First, let's talk about how quidditch doesn't make a lot of sense. The snitch is worth 150 points and as soon as it's caught, the game is over, regardless of what else happened. The obvious criticism here is that everyone should just look for the snitch, get it found as quick as possible, score the quick 150 and be done with it. So there's obviously something more going on with this silly game. Let's look at it more closely.
The keeper functions like a goalie in muggle sports, except that they are sort of expected to fail. Most muggle sports with a goalkeeper have very low scores. Soccer and hockey commonly have scores of 1-0, for example. But quidditch often has combined scores in the hundreds, meaning an awful lot of those ten-point quaffles go through the hoops. So the keeper doesn't really stop the other team from scoring, they just stop the other team from scoring too much.
The Chasers and Beaters
These guys are where the action is. Their job is to basically fight with each other and score as often as possible. They have weapons. Despite the fact that there are 700 ways to commit a foul in quidditch, there seems to be very little controlling actual gameplay. There is strategy involved, and they have preplanned plays, but for the most part, quidditch is barely-controlled chaos.
The seeker is the position of glory. Front and center in team photos. Cheered for when they catch the snitch. Players in this position are elevated to celebrity status multiple times in the series. The seeker's job is to just catch the snitch. It doesn't matter what else is happening. They don't help score goals. They don't help guard the goalposts. They don't get involved in anything else. They're small and light - often the opposite of what we think of as an athlete.
Krum and The World Cup
In GoF, Krum catches the snitch at the wrong time. The game ends, but his team loses. Even though the seeker did exactly what he was supposed to do (he tricked the other seeker into injuring himself, he stayed focused, he caught the snitch), he did it at the wrong time and his team lost as a result.
Harry and his Quidditch Record
If Harry plays and finishes a game, his team wins. Rowling does a good job disguising this by giving Harry disappointments in other forms immediately following some of his wins (like losing all the bones in his arm, or getting a lifelong ban from Umbridge). If Harry plays, but doesn't finish the game, his team loses.*
Now the Metaphor
Harry is the seeker in the series. At first glance, he's unqualified for the job. He's young, raised in the muggle world, and more than a little unstable. He's the opposite of what most would picture as a wizarding hero. His job is not to get involved in the main conflict - the barely controlled chaos of the fight against the Death Eaters - but to seek out the horcruxes and destroy them. He has to finish this job, or his team will lose. We also find out that he has to truly finish the job by sacrificing himself; if this is done at the wrong time (say... if there were still five horcruxes out there), his team would lose.
To take it one step further, Ron is the keeper.
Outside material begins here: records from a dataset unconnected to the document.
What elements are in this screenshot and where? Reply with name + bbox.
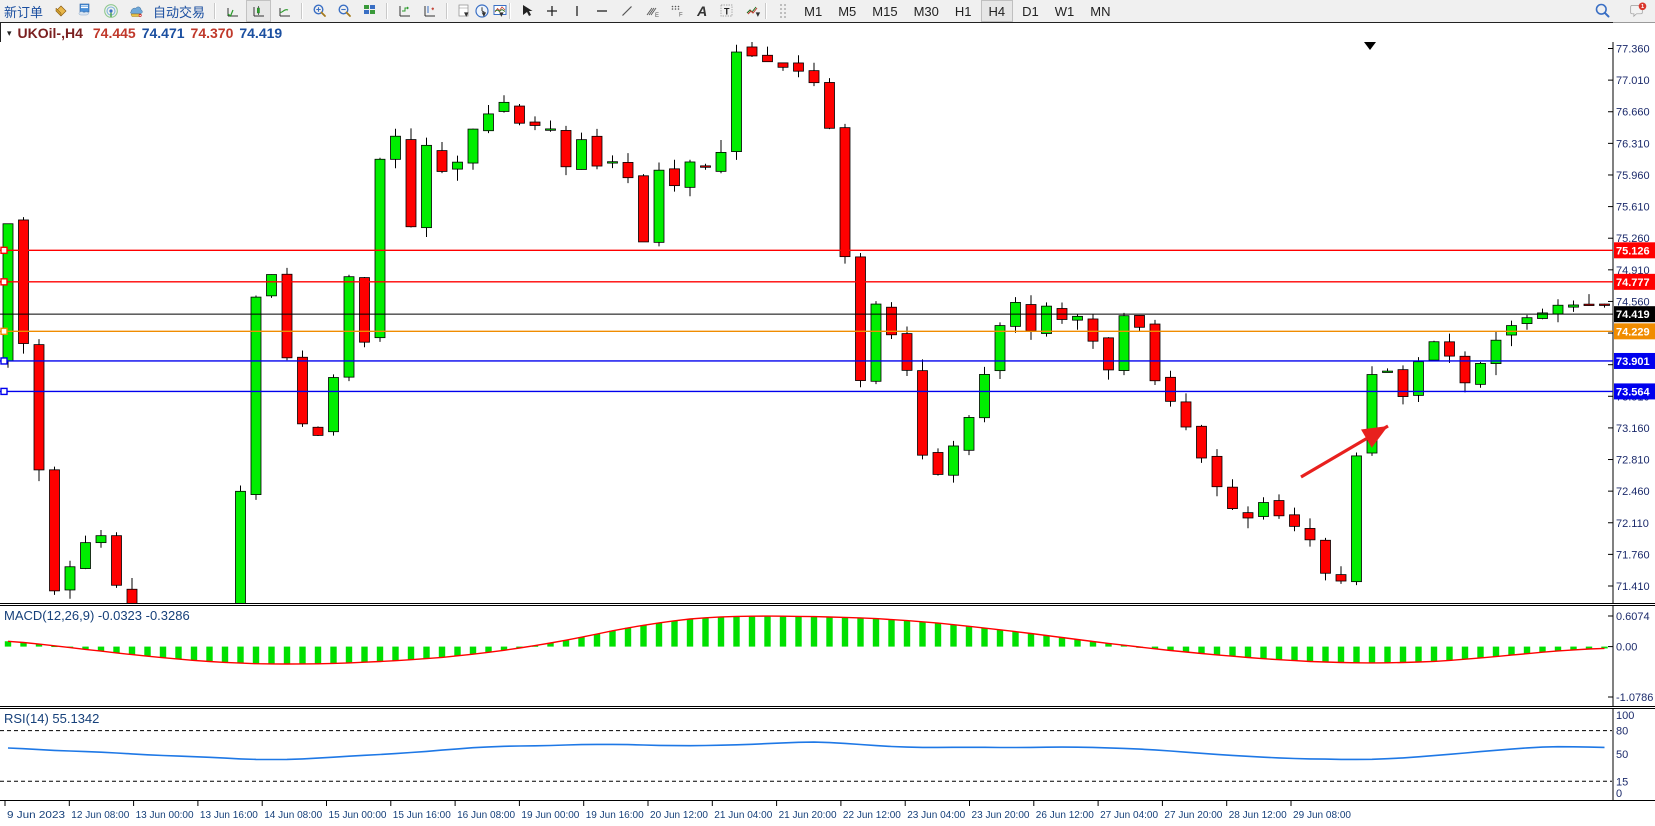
svg-text:15 Jun 00:00: 15 Jun 00:00	[329, 810, 387, 821]
svg-text:12 Jun 08:00: 12 Jun 08:00	[71, 810, 129, 821]
svg-text:100: 100	[1616, 710, 1634, 722]
svg-text:74.777: 74.777	[1616, 277, 1650, 289]
svg-text:71.760: 71.760	[1616, 549, 1650, 561]
svg-text:26 Jun 12:00: 26 Jun 12:00	[1036, 810, 1094, 821]
svg-text:13 Jun 00:00: 13 Jun 00:00	[136, 810, 194, 821]
svg-text:75.610: 75.610	[1616, 202, 1650, 214]
svg-text:14 Jun 08:00: 14 Jun 08:00	[264, 810, 322, 821]
svg-text:29 Jun 08:00: 29 Jun 08:00	[1293, 810, 1351, 821]
svg-text:75.960: 75.960	[1616, 170, 1650, 182]
svg-text:20 Jun 12:00: 20 Jun 12:00	[650, 810, 708, 821]
svg-text:23 Jun 04:00: 23 Jun 04:00	[907, 810, 965, 821]
svg-text:9 Jun 2023: 9 Jun 2023	[7, 810, 65, 821]
svg-text:19 Jun 16:00: 19 Jun 16:00	[586, 810, 644, 821]
svg-text:73.901: 73.901	[1616, 356, 1650, 368]
svg-text:0: 0	[1616, 788, 1622, 800]
svg-text:75.126: 75.126	[1616, 245, 1650, 257]
svg-text:72.460: 72.460	[1616, 486, 1650, 498]
svg-text:T: T	[724, 7, 730, 17]
svg-text:28 Jun 12:00: 28 Jun 12:00	[1229, 810, 1287, 821]
svg-text:15: 15	[1616, 776, 1628, 788]
svg-text:0.6074: 0.6074	[1616, 611, 1650, 623]
svg-text:77.360: 77.360	[1616, 44, 1650, 56]
svg-text:22 Jun 12:00: 22 Jun 12:00	[843, 810, 901, 821]
svg-text:21 Jun 04:00: 21 Jun 04:00	[714, 810, 772, 821]
svg-text:77.010: 77.010	[1616, 75, 1650, 87]
svg-text:E: E	[655, 13, 659, 19]
svg-text:13 Jun 16:00: 13 Jun 16:00	[200, 810, 258, 821]
svg-text:50: 50	[1616, 749, 1628, 761]
svg-text:27 Jun 20:00: 27 Jun 20:00	[1164, 810, 1222, 821]
svg-text:76.310: 76.310	[1616, 138, 1650, 150]
svg-text:72.810: 72.810	[1616, 455, 1650, 467]
svg-text:27 Jun 04:00: 27 Jun 04:00	[1100, 810, 1158, 821]
svg-text:21 Jun 20:00: 21 Jun 20:00	[779, 810, 837, 821]
svg-text:F: F	[679, 13, 683, 19]
svg-text:74.229: 74.229	[1616, 326, 1650, 338]
svg-text:19 Jun 00:00: 19 Jun 00:00	[521, 810, 579, 821]
svg-text:MACD(12,26,9) -0.0323 -0.3286: MACD(12,26,9) -0.0323 -0.3286	[4, 608, 190, 623]
svg-text:73.160: 73.160	[1616, 423, 1650, 435]
svg-text:0.00: 0.00	[1616, 642, 1637, 654]
svg-text:74.419: 74.419	[1616, 309, 1650, 321]
svg-text:23 Jun 20:00: 23 Jun 20:00	[972, 810, 1030, 821]
svg-text:1: 1	[1640, 4, 1643, 10]
svg-text:72.110: 72.110	[1616, 518, 1649, 530]
svg-text:15 Jun 16:00: 15 Jun 16:00	[393, 810, 451, 821]
svg-text:73.564: 73.564	[1616, 386, 1651, 398]
svg-text:76.660: 76.660	[1616, 107, 1650, 119]
svg-text:71.410: 71.410	[1616, 581, 1650, 593]
svg-text:16 Jun 08:00: 16 Jun 08:00	[457, 810, 515, 821]
svg-text:-1.0786: -1.0786	[1616, 692, 1653, 704]
svg-text:RSI(14) 55.1342: RSI(14) 55.1342	[4, 711, 99, 726]
svg-text:80: 80	[1616, 726, 1628, 738]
I don't think it's a coincidence that he actually plays keeper for Gryffindor, very poorly at first, but then grows in both skill and confidence, after years of wishing he could be on the team. Ron does the same at Harry's side. He wants to be there but gets knocked out by a giant anthropomorphic chess piece, gets blocked out of the chamber of secrets with Lockhart, has his leg broken by Sirius-as-a-dog, and is merely an observer of the Triwizard Tournament. Eventually, though, he fights at the ministry, he battles Death Eaters when they infiltrate Hogwarts, and he fights the good fight throughout DH. He's imperfect, he fails a lot, but he does his job well enough that the other team doesn't do enough damage to stop Harry from winning in the end.
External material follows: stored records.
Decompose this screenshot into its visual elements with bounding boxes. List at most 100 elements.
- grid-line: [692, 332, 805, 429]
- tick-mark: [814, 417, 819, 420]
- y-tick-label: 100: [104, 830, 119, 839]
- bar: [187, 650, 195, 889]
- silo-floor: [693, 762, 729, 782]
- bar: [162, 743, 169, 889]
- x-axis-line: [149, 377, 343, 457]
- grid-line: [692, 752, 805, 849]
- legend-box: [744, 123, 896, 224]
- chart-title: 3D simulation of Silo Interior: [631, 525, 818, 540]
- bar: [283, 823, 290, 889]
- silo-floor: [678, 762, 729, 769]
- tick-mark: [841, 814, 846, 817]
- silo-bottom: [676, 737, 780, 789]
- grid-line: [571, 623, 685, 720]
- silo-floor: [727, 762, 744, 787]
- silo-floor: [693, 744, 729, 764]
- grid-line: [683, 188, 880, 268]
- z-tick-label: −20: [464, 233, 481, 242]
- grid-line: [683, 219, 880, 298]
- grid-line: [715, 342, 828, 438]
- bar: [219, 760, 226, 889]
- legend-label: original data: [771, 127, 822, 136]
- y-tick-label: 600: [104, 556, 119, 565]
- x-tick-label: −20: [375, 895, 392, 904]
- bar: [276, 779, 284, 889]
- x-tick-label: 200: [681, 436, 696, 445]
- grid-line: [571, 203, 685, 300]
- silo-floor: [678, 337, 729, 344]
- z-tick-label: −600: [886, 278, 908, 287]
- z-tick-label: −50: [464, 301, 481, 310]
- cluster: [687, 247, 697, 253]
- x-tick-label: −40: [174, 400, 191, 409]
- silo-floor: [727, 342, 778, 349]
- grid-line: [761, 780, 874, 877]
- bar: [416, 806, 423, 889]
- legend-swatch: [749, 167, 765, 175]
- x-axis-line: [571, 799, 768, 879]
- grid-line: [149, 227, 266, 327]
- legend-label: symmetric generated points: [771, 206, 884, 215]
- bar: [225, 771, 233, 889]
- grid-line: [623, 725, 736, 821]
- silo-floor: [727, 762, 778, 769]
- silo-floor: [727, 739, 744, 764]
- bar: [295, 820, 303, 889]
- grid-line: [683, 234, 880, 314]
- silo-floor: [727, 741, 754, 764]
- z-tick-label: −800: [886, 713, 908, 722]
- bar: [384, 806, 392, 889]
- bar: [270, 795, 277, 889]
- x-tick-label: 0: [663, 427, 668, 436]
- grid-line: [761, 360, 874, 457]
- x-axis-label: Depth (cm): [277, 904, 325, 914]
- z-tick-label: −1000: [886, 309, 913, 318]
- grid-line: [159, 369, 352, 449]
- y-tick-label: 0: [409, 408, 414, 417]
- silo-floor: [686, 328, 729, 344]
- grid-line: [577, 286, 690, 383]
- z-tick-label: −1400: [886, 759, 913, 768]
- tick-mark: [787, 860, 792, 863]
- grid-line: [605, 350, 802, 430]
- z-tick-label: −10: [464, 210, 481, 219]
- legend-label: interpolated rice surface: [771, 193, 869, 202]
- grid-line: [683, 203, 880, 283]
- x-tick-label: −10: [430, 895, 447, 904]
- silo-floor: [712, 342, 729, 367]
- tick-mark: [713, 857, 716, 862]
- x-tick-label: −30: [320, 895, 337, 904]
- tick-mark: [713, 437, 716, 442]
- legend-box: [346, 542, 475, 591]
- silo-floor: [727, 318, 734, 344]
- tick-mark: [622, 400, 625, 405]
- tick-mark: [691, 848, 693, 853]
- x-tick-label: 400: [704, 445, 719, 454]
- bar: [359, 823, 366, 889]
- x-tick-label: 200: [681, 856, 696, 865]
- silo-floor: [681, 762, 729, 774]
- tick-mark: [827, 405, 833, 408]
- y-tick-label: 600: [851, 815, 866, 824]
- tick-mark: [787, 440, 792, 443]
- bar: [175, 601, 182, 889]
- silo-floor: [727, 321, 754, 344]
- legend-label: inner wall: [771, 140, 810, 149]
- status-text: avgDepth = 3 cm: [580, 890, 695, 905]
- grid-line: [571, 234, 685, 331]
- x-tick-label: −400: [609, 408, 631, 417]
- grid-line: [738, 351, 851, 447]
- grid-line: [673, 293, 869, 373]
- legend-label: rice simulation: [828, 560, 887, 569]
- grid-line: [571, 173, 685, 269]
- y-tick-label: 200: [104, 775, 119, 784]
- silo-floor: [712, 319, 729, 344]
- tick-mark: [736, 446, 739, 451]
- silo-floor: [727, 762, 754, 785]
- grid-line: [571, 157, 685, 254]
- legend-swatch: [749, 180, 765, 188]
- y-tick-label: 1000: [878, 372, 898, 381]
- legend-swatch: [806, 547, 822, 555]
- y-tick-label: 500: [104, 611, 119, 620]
Without Harry doing his job, and doing it right and finishing it, the anti-Voldemort movement has no chance. Even Dumbledore couldn't resist the lure of a horcrux when he tried to destroy it, and it nearly destroyed him. Harry, the seeker, is the only one who can win the game. And he can only do it if he has a full team of people and their weapons fighting the other team, keeping them at bay just enough for him to finish his job at the right time.
*Yes, his team sometimes wins without Harry playing at all. I say this is a function of Rowling trying to tell an interesting story. They have to play a certain number of quidditch matches each year for the sport to make "sense" to us readers. Yet she finds a lot of ways to make sure she doesn't have to write the actual scenes on the page, since she admitted to hating the task of doing so. 1. Why include the sport if you hate writing it? Must be some other reason for it to exist... 2. Having Harry sit out multiple matches provided a lot of character conflict, helped with pacing, and relieved the monotony of sitting through what is basically the same thing over and over again as a reader.